Eleven years ago, Colorado’s Republican-dominated legislature likely couldn’t have passed the gun control legislation that defines today’s debate.
Following the Columbine shooting in 1999, a bill in 2000 closed the loophole that allowed the two teenagers who committed the attacks to legally obtain their guns from a friend who bought them at a gun show. Between 2000 and 2013, Colorado only saw five gun-related bills pass, the most consequential of which barred felons and those convicted of domestic violence from possessing firearms.
“The gun issue … just wasn’t on my radar screen,” said John Straayer, a political science professor at Colorado State University who has observed the Legislature for more than 40 years. “I remember more contentious blockbuster issues having to do with mandating motorcycle helmets than having to do with guns until rather recently.”
In 2004, Democrats gained control of the entire Legislature, which they’ve held but for a brief stint in 2011 and 2012. And that Democrat-dominant culture, as well as a shift in the national narrative, was the impetus for major changes, Straayer said.
“State after state after state is trying to do something about (gun violence),” Straayer said. “What’s happening nationwide is happening in Colorado. The salience of the whole gun issue has stimulated the introduction of this kind of gun legislation.”
In early 2013, Colorado’s Legislature introduced Aurora- and Sandy Hook-inspired gun control measures that got the state talking about firearms. House Bill 1224 banned the sale and transfer of high-capacity ammunition magazines. Senate Bill 195 required concealed-carry permit applicants to take in-person training. House Bill 1229 required background checks for private gun sales and transfers, already standard for public sales, and mental health reporting to a federal database.
As the snow was melting to feed Colorado’s mountain streams, Hickenlooper signed the bills into law and Colorado made some of the most dramatic gun policy changes in the country. It came as the state also made same-sex civil unions legal, granted in-state tuition to Colorado high school graduates who immigrated to the U.S. illegally and improved voter access by supplying mail-in ballots for all active state voters.
“We did more than we have in the last 20 years in moving Colorado forward,” said former Sen. Angela Giron of Pueblo, who was ousted in one of the recalls.

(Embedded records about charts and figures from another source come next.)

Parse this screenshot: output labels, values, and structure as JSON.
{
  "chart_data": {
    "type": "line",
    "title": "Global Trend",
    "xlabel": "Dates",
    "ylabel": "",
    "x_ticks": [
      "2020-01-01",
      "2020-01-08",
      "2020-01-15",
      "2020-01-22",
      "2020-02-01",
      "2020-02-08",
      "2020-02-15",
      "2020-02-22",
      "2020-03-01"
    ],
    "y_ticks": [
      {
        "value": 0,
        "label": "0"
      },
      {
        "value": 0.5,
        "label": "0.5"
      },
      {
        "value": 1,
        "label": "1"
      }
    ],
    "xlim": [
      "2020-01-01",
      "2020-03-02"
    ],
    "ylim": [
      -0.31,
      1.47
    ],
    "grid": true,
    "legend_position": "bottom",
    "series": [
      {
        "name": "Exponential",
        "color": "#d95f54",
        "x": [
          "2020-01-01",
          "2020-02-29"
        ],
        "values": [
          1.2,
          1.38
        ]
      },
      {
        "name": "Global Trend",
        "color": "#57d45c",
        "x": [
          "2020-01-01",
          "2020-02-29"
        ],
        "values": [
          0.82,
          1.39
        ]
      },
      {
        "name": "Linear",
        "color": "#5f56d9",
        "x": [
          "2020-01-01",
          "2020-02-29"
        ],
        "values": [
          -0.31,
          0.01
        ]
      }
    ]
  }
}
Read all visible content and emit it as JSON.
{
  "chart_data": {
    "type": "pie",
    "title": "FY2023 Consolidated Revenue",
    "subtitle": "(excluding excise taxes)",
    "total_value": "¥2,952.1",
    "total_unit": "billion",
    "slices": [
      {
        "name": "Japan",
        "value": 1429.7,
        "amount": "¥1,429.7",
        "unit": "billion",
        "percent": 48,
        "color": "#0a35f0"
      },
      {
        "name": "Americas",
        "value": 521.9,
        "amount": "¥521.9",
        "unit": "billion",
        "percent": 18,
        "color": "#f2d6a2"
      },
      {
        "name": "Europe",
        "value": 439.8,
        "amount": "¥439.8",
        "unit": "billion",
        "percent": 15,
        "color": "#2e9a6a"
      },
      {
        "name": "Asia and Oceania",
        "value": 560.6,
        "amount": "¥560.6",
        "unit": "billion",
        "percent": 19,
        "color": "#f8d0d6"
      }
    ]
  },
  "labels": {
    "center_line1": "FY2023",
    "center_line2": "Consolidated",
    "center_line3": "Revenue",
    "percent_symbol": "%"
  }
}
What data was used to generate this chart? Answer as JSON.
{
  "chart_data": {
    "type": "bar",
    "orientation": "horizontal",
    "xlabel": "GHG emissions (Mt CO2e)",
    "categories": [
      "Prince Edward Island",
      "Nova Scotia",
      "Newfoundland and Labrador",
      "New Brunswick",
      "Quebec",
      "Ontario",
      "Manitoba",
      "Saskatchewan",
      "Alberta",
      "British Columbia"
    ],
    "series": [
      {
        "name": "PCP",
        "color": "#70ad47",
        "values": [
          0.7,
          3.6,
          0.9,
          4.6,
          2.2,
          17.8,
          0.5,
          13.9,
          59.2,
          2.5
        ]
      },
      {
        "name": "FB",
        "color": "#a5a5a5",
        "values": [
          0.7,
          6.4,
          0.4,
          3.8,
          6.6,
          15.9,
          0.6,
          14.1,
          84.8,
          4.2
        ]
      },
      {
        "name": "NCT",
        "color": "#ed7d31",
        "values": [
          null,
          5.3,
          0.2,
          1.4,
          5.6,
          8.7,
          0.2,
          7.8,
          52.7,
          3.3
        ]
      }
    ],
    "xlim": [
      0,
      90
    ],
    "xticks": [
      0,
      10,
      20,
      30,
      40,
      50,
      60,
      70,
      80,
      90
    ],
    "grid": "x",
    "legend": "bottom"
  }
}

Democrats have been able to increase funding, get better candidates to run and benefited from a shifting demographic. But Straayer said Republicans have contributed far more to Colorado’s leftward shift since the 1970s.
“The Republican Party, over a three-decade period of time, pretty much eliminated the moderates in the party and moved further and further to the right and made themselves less and less attractive to the moderate voter, to the swing voter, to the unaffiliated voter,” Straayer said.